O Festival prossegue, nesta nova edição, o objectivo desde a origem traçado, de mostrar filmes que resultam do trabalho criativo de mulheres de países do Mediterrâneo, ou mulheres oriundas de qualquer outro lugar do mundo a trabalhar em países do Mediterrâneo.

“Figlia Mia” (Daughter of Mine), de Laura Bispuri, longa-metragem em competição, abre a 5.ª edição do Festival no dia 27 de Setembro, e conta-nos a história de uma menina de 10 anos na Sardenha, dividida entre duas mães. Esta é uma estreia nacional, depois do filme ter estado em competição em festivais como Berlinale, Sydney Film Festival ou o Hong Kong International Film Festival. Neste último, o filme venceu o prémio do júri na categoria “Young Cinema Competition”.
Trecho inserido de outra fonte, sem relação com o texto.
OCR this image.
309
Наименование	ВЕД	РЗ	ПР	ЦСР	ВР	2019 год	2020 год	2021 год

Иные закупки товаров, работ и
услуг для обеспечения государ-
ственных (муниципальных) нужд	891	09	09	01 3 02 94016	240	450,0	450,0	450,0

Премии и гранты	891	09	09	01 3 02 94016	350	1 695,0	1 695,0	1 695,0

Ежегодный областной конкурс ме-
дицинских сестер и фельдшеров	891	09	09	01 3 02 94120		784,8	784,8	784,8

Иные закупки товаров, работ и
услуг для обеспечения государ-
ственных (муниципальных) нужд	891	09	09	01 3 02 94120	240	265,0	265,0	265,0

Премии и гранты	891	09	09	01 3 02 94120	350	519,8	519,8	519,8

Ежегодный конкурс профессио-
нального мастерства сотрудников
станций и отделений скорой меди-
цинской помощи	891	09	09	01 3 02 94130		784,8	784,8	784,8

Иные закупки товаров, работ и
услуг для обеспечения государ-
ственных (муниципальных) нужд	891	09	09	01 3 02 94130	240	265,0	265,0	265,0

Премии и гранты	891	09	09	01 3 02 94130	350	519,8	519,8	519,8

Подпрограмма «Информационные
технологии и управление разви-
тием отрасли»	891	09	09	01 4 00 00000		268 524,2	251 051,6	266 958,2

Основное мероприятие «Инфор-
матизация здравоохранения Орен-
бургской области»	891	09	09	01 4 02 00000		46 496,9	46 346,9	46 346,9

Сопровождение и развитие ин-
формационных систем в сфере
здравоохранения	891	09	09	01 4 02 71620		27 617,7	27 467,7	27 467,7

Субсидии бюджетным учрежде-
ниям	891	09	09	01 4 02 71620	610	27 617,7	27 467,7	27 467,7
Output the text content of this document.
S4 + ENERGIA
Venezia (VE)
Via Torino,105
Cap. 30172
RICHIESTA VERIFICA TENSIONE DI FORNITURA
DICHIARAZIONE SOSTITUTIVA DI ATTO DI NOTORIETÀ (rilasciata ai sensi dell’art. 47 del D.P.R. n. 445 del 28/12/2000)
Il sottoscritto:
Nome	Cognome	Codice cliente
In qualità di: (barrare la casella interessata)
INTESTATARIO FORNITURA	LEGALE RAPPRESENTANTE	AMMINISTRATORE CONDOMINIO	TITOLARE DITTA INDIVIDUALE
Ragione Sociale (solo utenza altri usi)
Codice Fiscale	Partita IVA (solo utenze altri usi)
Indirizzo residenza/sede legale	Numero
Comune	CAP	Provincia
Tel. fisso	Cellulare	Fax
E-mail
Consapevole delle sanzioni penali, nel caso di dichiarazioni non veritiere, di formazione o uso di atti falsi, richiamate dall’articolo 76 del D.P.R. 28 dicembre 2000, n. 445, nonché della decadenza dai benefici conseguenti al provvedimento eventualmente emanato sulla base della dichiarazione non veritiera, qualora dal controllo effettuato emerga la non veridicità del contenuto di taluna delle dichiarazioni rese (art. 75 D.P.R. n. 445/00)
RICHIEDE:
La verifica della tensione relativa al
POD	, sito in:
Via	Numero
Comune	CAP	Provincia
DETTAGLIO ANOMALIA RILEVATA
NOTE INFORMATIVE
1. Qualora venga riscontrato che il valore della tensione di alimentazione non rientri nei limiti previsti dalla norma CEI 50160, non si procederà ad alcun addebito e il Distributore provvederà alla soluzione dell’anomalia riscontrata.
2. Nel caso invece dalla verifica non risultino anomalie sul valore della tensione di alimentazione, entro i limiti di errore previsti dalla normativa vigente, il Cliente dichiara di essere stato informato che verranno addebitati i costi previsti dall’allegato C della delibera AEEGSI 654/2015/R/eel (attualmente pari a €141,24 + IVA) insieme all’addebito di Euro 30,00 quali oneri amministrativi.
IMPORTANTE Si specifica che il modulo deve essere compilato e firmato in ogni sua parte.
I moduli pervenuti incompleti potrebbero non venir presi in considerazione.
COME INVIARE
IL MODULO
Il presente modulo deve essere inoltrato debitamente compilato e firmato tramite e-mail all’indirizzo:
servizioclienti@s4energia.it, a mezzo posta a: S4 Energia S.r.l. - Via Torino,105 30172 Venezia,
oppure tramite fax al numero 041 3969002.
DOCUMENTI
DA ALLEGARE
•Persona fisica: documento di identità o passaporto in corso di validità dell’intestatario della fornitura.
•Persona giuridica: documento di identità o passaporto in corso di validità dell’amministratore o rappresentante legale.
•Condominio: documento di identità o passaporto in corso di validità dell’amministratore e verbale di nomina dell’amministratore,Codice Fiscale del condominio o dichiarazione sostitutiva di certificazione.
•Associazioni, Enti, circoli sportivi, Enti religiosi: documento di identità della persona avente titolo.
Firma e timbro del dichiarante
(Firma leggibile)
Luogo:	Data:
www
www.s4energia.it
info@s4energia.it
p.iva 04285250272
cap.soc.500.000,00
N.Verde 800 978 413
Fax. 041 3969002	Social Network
A esta juntam-se mais cinco longas, todas estreias nacionais e algumas internacionais, de origens tão diversas como Espanha, Turquia, França, Itália ou México: “Fields of Anger”, documentário de Anne Gintzburger, narrado por Catherine Deneuve, que dá conta da crise agrícola na Normandia e na Bretanha; os premiados documentários “Improsioned Lullaby”, de Rossella Schillaci e “Rush Hour”, de Luciana Kaplan; “Analysis of Blue Blood”, de Bianca Torres e Gabriel Velázquez; e “My Short Words” da dupla turca combinando realização e produção Büşra Bülbül e Bekir Bülbül.

Já na secção competitiva de curtas-metragens foram seleccionados mais de 20 títulos, entre os quais constam os premiadíssimos: “Get up, Kinshasa!”, uma co-produção francesa e congolesa de ficção, de Sébastien Maitre, co-argumento de Valérie Gaudissart e produção de Laura Townsend (Prémio Especial de Júri, no Festival de Clermont-Ferrand, em França, entre muitos outros); “Marlon” de Jéssica Palud; ou “Negah”, de Farnoosh Samadi. Entre as curtas há também espaço para algumas comédias, como “Bobol” de Khedija Lemkecher, um retrato cómico aos casamentos tunisinos; ou “The Demantlai’s”, de Reem Samarani, uma ficção libanesa sobre uma família que se odeia e que partilha o mesmo tecto e que, motivada pela morte de um tio que lhes deixou uma grande fortuna, terá que voltar a estar unida (secção Começar a Olhar).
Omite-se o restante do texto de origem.